How can I find angle v in this figure?

Info:

AO=OB=OP=OC=6370 km
• August 26th 2006, 07:25 AM
Glaysher
Tricky with the figure missing?
• August 26th 2006, 07:26 AM
Neffets...:P
continues....
PS=20240 km
CP = 2780 km

• August 26th 2006, 07:43 AM
CaptainBlack
Quote:

Originally Posted by Neffets...:P
PS=20240 km
CP = 2780 km

The key is that $\angle POC=(arcCP)/OC=2780/6370$ radian.

The rest is just fiddly trig.
• August 26th 2006, 07:54 AM
Neffets...:P
thanks
thanks mate! I think i'll manage it all now...

:D :D :D :D

You guys are GREAT!
• August 26th 2006, 11:48 PM
Neffets...:P
need more help...
:mad: i have tried a lot, but i have not been able to find the answer!

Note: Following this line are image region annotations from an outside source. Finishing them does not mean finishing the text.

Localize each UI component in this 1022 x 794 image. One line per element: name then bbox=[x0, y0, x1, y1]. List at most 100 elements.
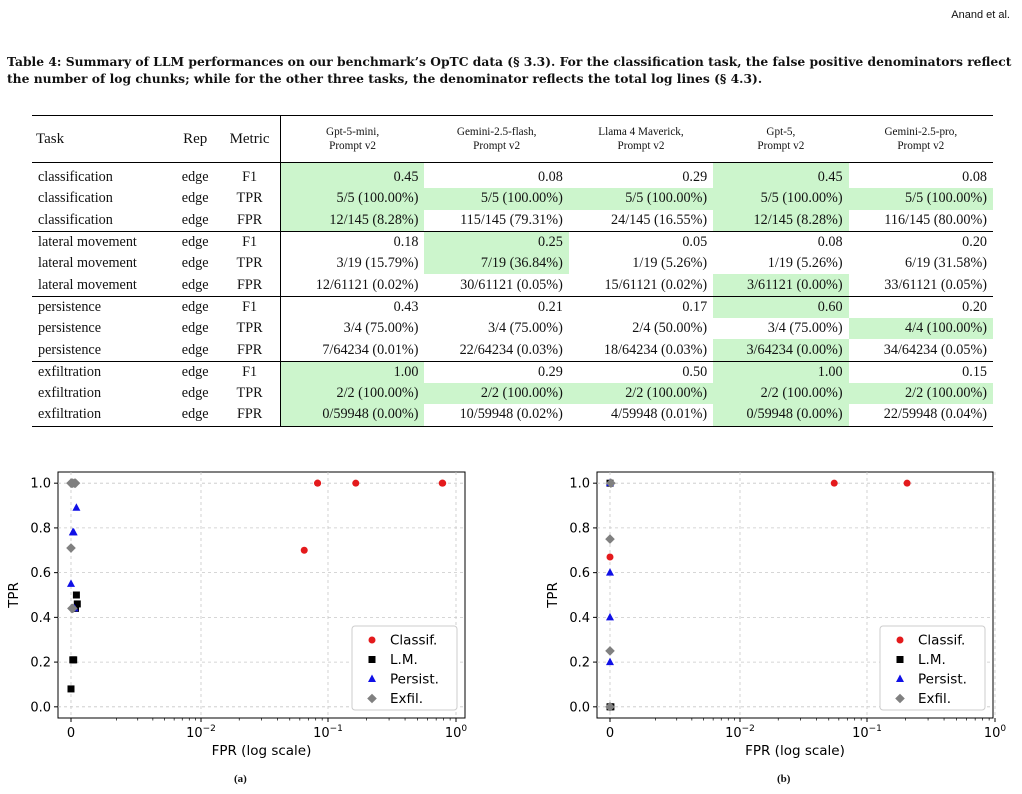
cell-value: 0.45 bbox=[280, 162, 425, 189]
x-tick-exponent: −2 bbox=[742, 724, 755, 734]
cell-value: 0.29 bbox=[682, 169, 708, 186]
x-tick-exponent: −1 bbox=[330, 724, 343, 734]
header-rep: Rep bbox=[183, 130, 208, 147]
cell-value: 3/4 (75.00%) bbox=[343, 320, 419, 337]
cell-metric: FPR bbox=[219, 339, 281, 362]
cell-value: 22/59948 (0.04%) bbox=[883, 406, 987, 423]
series-lm bbox=[606, 479, 615, 711]
legend-label: Persist. bbox=[918, 672, 967, 688]
table-group: classification edge F1 0.45 0.08 0.29 0.45 0.08… bbox=[32, 162, 993, 232]
data-point bbox=[606, 479, 614, 487]
cell-task: persistence bbox=[38, 320, 102, 337]
table-row: exfiltration edge TPR 2/2 (100.00%) 2/2 (100… bbox=[32, 382, 993, 405]
cell-value: 10/59948 (0.02%) bbox=[459, 406, 563, 423]
data-point bbox=[606, 478, 614, 487]
data-point bbox=[70, 656, 78, 664]
cell-value: 1/19 (5.26%) bbox=[632, 255, 708, 272]
cell-rep: edge bbox=[181, 169, 209, 186]
cell-value: 5/5 (100.00%) bbox=[568, 188, 714, 210]
cell-value: 5/5 (100.00%) bbox=[848, 188, 993, 210]
data-point bbox=[314, 479, 322, 487]
legend-marker bbox=[368, 674, 376, 682]
series-classif bbox=[300, 479, 447, 554]
data-point bbox=[67, 579, 75, 587]
y-tick-label: 0.4 bbox=[30, 611, 51, 626]
cell-value: 2/2 (100.00%) bbox=[713, 382, 849, 405]
table-row: classification edge FPR 12/145 (8.28%) 115/1… bbox=[32, 209, 993, 232]
legend-label: Persist. bbox=[390, 672, 439, 688]
cell-value: 6/19 (31.58%) bbox=[905, 255, 987, 272]
cell-value: 3/19 (15.79%) bbox=[336, 255, 419, 272]
x-tick-exponent: −1 bbox=[869, 724, 882, 734]
cell-metric: F1 bbox=[219, 296, 281, 319]
data-point bbox=[439, 479, 447, 487]
subcaption-a: (a) bbox=[234, 773, 247, 785]
cell-task: persistence bbox=[38, 341, 102, 358]
cell-value: 0.18 bbox=[393, 234, 419, 251]
series-classif bbox=[606, 479, 911, 561]
legend-label: L.M. bbox=[918, 652, 946, 668]
data-point bbox=[606, 553, 614, 561]
results-table: Task Rep Metric Gpt-5-mini, Prompt v2 Gem… bbox=[32, 115, 993, 427]
cell-value: 0.08 bbox=[537, 169, 563, 186]
cell-value: 12/61121 (0.02%) bbox=[315, 276, 419, 293]
table-row: exfiltration edge FPR 0/59948 (0.00%) 10/599… bbox=[32, 404, 993, 427]
header-model-5: Gemini-2.5-pro, Prompt v2 bbox=[884, 126, 958, 152]
data-point bbox=[73, 600, 81, 608]
cell-task: exfiltration bbox=[38, 385, 102, 402]
cell-task: exfiltration bbox=[38, 406, 102, 423]
y-tick-label: 0.6 bbox=[569, 566, 590, 581]
cell-value: 24/145 (16.55%) bbox=[611, 211, 708, 228]
legend-label: Classif. bbox=[918, 633, 965, 649]
table-row: lateral movement edge FPR 12/61121 (0.02%) 3… bbox=[32, 274, 993, 297]
table-row: persistence edge TPR 3/4 (75.00%) 3/4 (75.00… bbox=[32, 318, 993, 340]
running-header: Anand et al. bbox=[951, 9, 1010, 21]
cell-value: 4/59948 (0.01%) bbox=[611, 406, 708, 423]
y-tick-label: 0.6 bbox=[30, 566, 51, 581]
y-tick-label: 0.2 bbox=[569, 656, 590, 671]
x-tick-exponent: 0 bbox=[1000, 724, 1006, 734]
header-task: Task bbox=[36, 130, 65, 147]
data-point bbox=[606, 703, 614, 711]
scatter-chart-a: 0.0 0.2 0.4 0.6 0.8 1.0 0 10−2 10−1 100 FPR (log s… bbox=[6, 471, 467, 759]
header-model-2: Gemini-2.5-flash, Prompt v2 bbox=[456, 126, 537, 152]
cell-metric: F1 bbox=[219, 231, 281, 254]
data-point bbox=[69, 527, 78, 536]
legend-marker bbox=[896, 636, 904, 644]
legend-label: L.M. bbox=[390, 652, 418, 668]
table-row: exfiltration edge F1 1.00 0.29 0.50 1.00 0.15 bbox=[32, 361, 993, 383]
header-model-4: Gpt-5, Prompt v2 bbox=[757, 126, 805, 152]
x-tick-label: 100 bbox=[984, 724, 1007, 741]
y-tick-label: 0.8 bbox=[569, 521, 590, 536]
table-row: classification edge TPR 5/5 (100.00%) 5/5 (1… bbox=[32, 188, 993, 210]
cell-metric: F1 bbox=[219, 162, 281, 189]
y-tick-label: 0.0 bbox=[569, 700, 590, 715]
cell-task: lateral movement bbox=[38, 255, 137, 272]
header-metric: Metric bbox=[219, 115, 281, 163]
legend-marker bbox=[368, 636, 376, 644]
cell-value: 1.00 bbox=[280, 361, 425, 383]
cell-value: 30/61121 (0.05%) bbox=[460, 276, 563, 293]
x-tick-exponent: −2 bbox=[203, 724, 216, 734]
cell-rep: edge bbox=[181, 341, 209, 358]
cell-metric: TPR bbox=[219, 318, 281, 340]
cell-task: exfiltration bbox=[38, 363, 102, 380]
data-point bbox=[72, 591, 80, 599]
cell-rep: edge bbox=[181, 190, 209, 207]
cell-task: lateral movement bbox=[38, 276, 137, 293]
cell-value: 2/2 (100.00%) bbox=[568, 382, 714, 405]
data-point bbox=[606, 478, 616, 488]
header-model-3: Llama 4 Maverick, Prompt v2 bbox=[598, 126, 684, 152]
series-exfil bbox=[605, 478, 616, 712]
cell-task: classification bbox=[38, 211, 113, 228]
x-tick-label: 10−2 bbox=[725, 724, 755, 741]
plot-frame bbox=[596, 471, 994, 719]
legend-marker bbox=[896, 674, 904, 682]
data-point bbox=[68, 603, 78, 614]
cell-metric: FPR bbox=[219, 404, 281, 427]
table-group: lateral movement edge F1 0.18 0.25 0.05 0.08 0.… bbox=[32, 231, 993, 297]
cell-value: 0.05 bbox=[682, 234, 708, 251]
cell-value: 33/61121 (0.05%) bbox=[884, 276, 987, 293]
x-axis-label: FPR (log scale) bbox=[212, 743, 312, 759]
cell-value: 0.08 bbox=[817, 234, 843, 251]
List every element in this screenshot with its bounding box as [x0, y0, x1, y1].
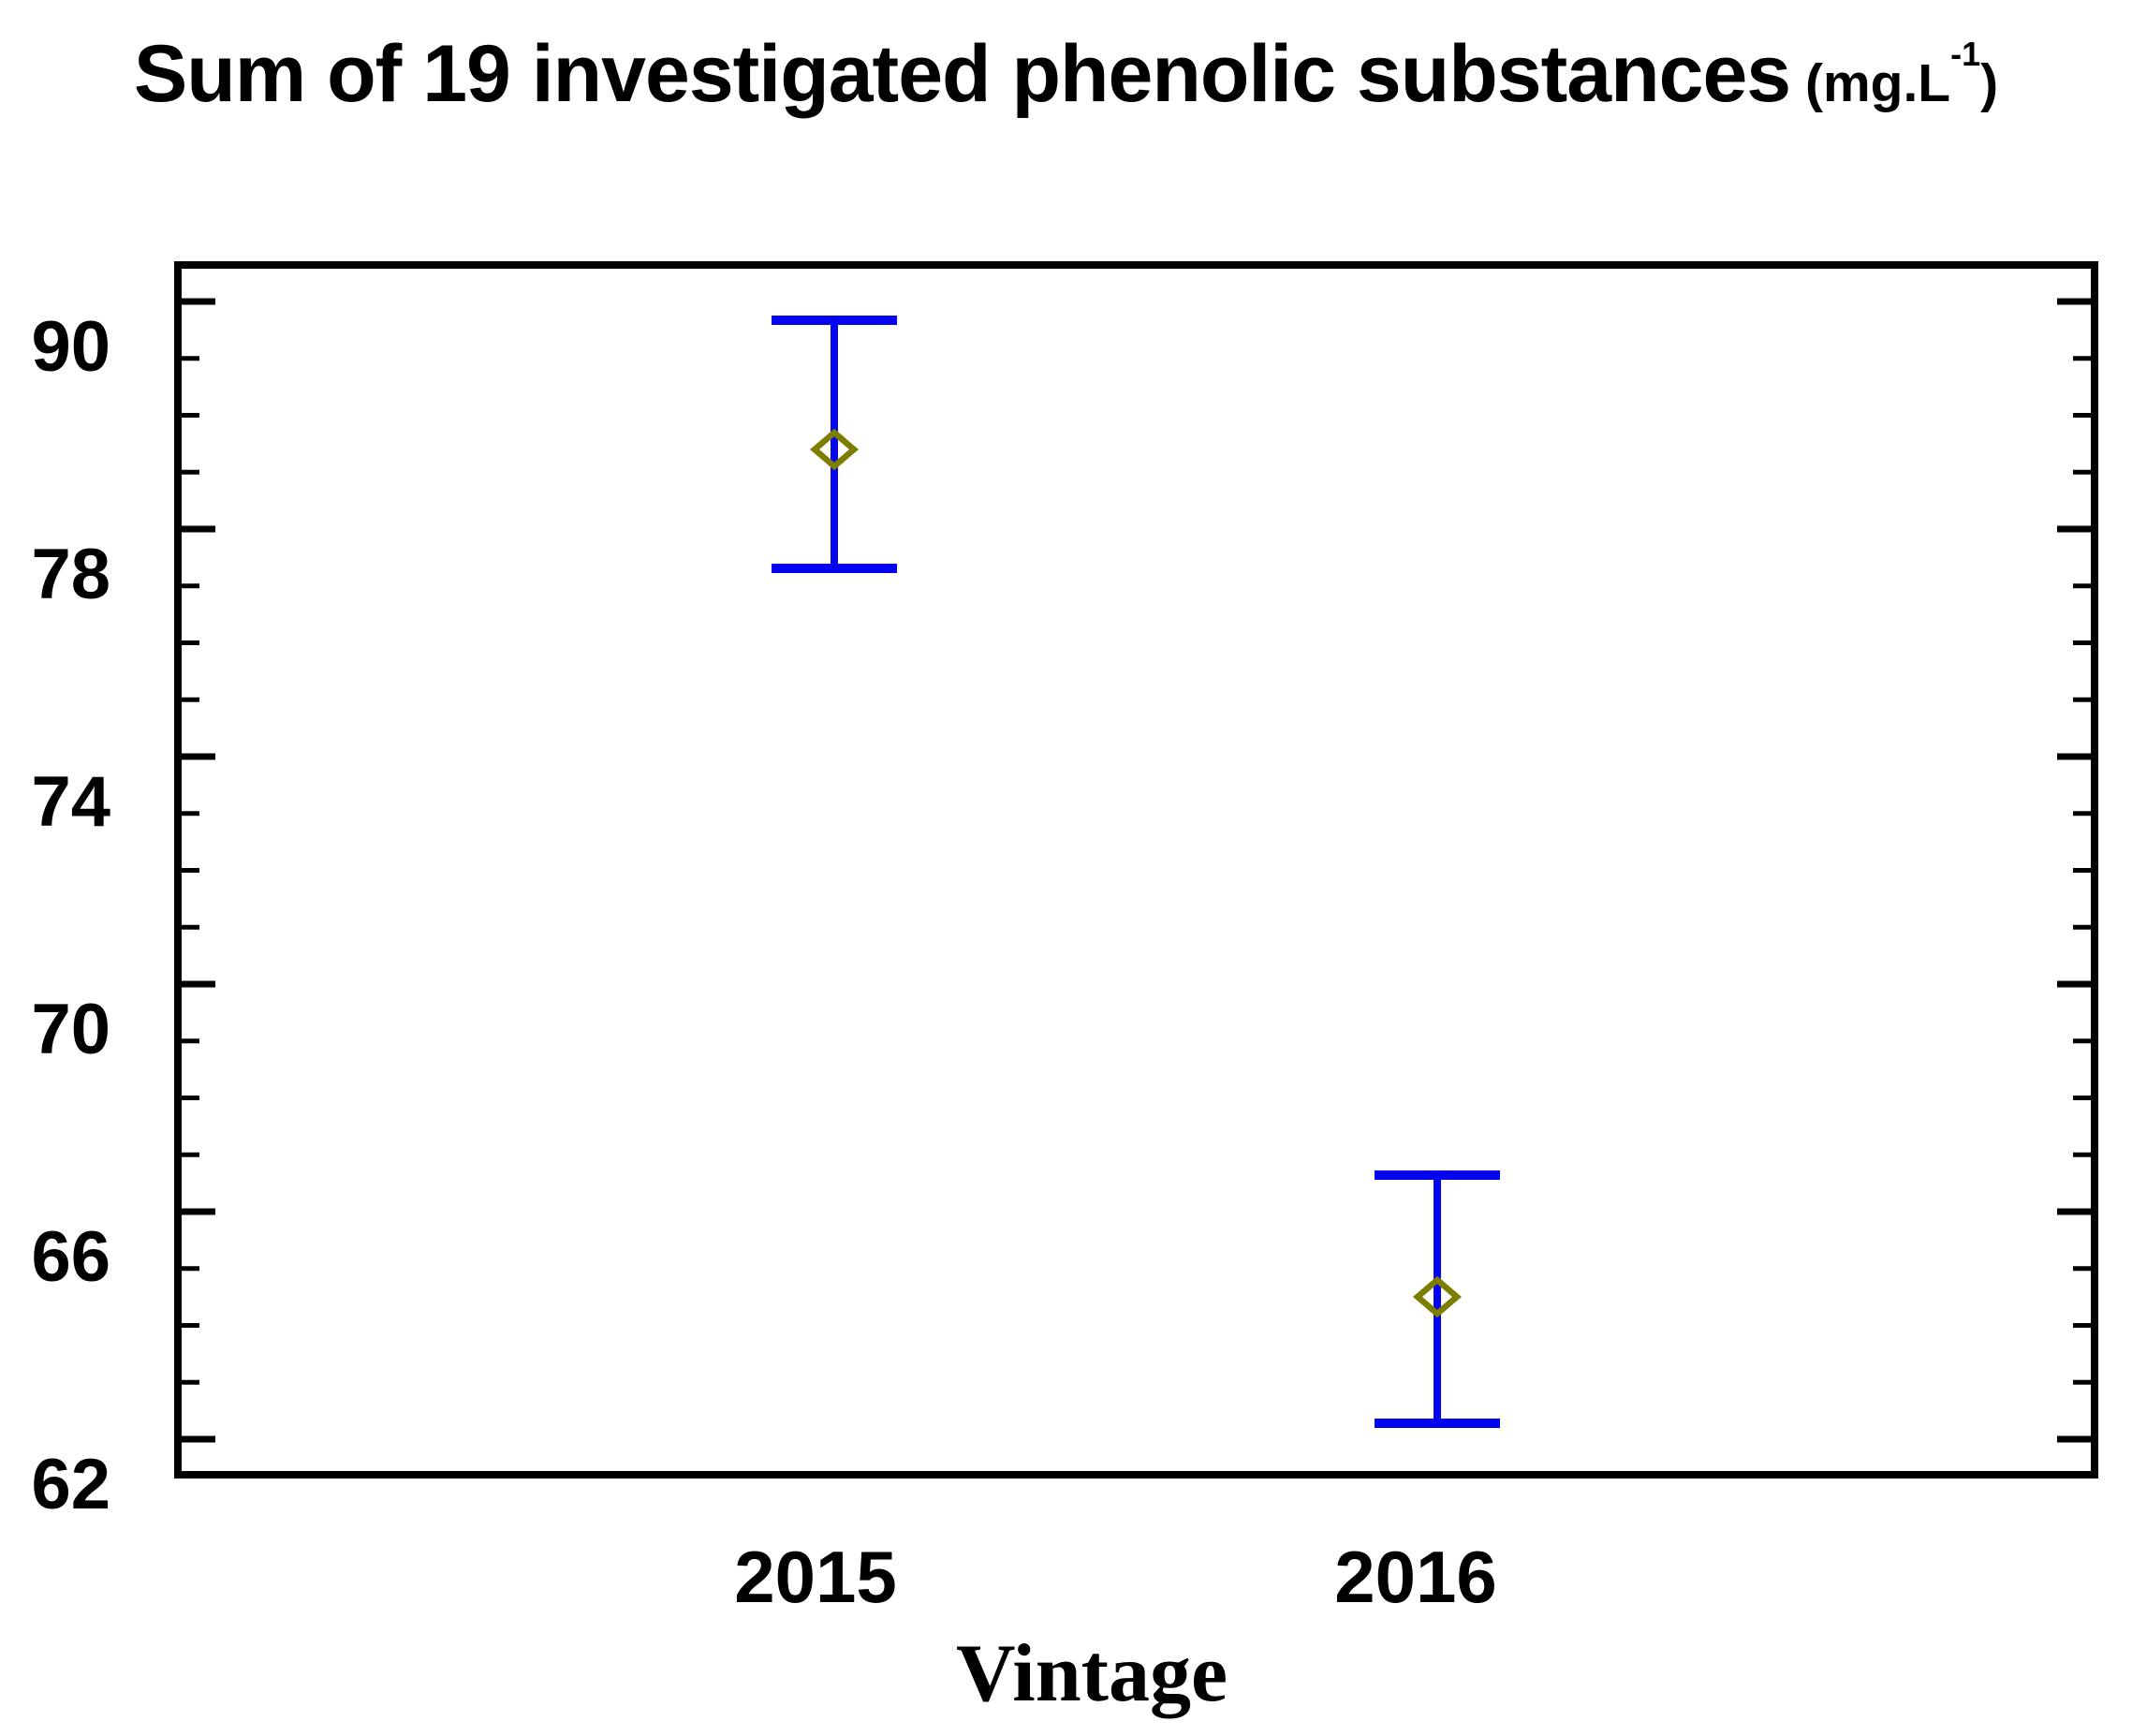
y-tick-label-78: 78 [31, 535, 110, 614]
y-tick-label-62: 62 [31, 1445, 110, 1524]
chart-title-unit-superscript: -1 [1950, 35, 1981, 73]
y-tick-label-66: 66 [31, 1217, 110, 1297]
chart-title-main: Sum of 19 investigated phenolic substanc… [133, 29, 1791, 119]
mean-diamond-marker-2016 [1413, 1275, 1462, 1318]
x-tick-label-2015: 2015 [734, 1536, 897, 1618]
x-tick-label-2016: 2016 [1334, 1536, 1497, 1618]
chart-title-unit-suffix: ) [1980, 53, 1999, 113]
y-tick-label-70: 70 [31, 990, 110, 1069]
chart-title-unit: (mg.L-1) [1790, 35, 1999, 113]
x-axis-title: Vintage [955, 1628, 1228, 1719]
y-tick-label-74: 74 [31, 762, 110, 842]
plot-frame [174, 261, 2098, 1479]
chart-title: Sum of 19 investigated phenolic substanc… [0, 6, 2132, 146]
y-tick-label-90: 90 [31, 307, 110, 387]
mean-diamond-marker-2015 [810, 428, 859, 471]
chart-title-unit-prefix: (mg.L [1790, 53, 1951, 113]
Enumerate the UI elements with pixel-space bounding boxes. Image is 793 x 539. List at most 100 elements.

CP is a part of a circle...
the angle is on a tangent.

Can you guys show me how you find the answer?
I know I seem a bit stupid, but...

:D :D
• August 27th 2006, 12:01 AM
CaptainBlack
Quote:

Originally Posted by Neffets...:P
:mad: i have tried a lot, but i have not been able to find the answer!

CP is a part of a circle...
the angle is on a tangent.

Can you guys show me how you find the answer?
I know I seem a bit stupid, but...

:D :D

Drop a perpendicular from $C$ onto $OS$, call the new point at the foot of the perp. $Q$.

Now look at $\triangle OCQ$ you know $\angle QOC$, and $OC$, so you can find $OQ$ and $CQ$ using the $\sin$ and $\cos$ of $\angle QOC$ and $OC$.

Now switch attention to $\triangle CQS$. You know $SO$ and $OQ$, so you know $QS$. You already know $CQ$, so Pythagoras's theorem will now finish the problem.

RonL
• August 27th 2006, 04:22 AM
CaptainBlack
Quote:

Originally Posted by CaptainBlack
Drop a perpendicular from $C$ onto $OS$, call the new point at the foot of the perp. $Q$.

Now look at $\triangle OCQ$ you know $\angle QOC$, and $OC$, so you can find $OQ$ and $CQ$ using the $\sin$ and $\cos$ of $\angle QOC$ and $OC$.

Now switch attention to $\triangle CQS$. You know $SO$ and $OQ$, so you know $QS$. You already know $CQ$, so Pythagoras's theorem will now finish the problem.

RonL

I forgot:

Extent the tangent at $C$ to meet $OS$ at $T$, then $\triangle OCQ$ is similar to $\triangle CQT$. This will allow you to find $\angle CPS$, and you already have enough information to fins $\angle PSC$ which will allow you to find angle at $v$

RonL
• August 27th 2006, 07:55 AM
CaptainBlack
The attached scan shows all the relevant dimensions and angles filled
in on the diagram.

RonL
• August 28th 2006, 07:44 AM
Neffets...:P
Thanks Captain!
This forum is great! Now I can finally get help when I'm in a tricky situation...
Thanks a lot Captain Black!!!! :-D :-D

I couldn't find the answer with your first explanation, so I'm glad you did remember the rest...

Neffets...:P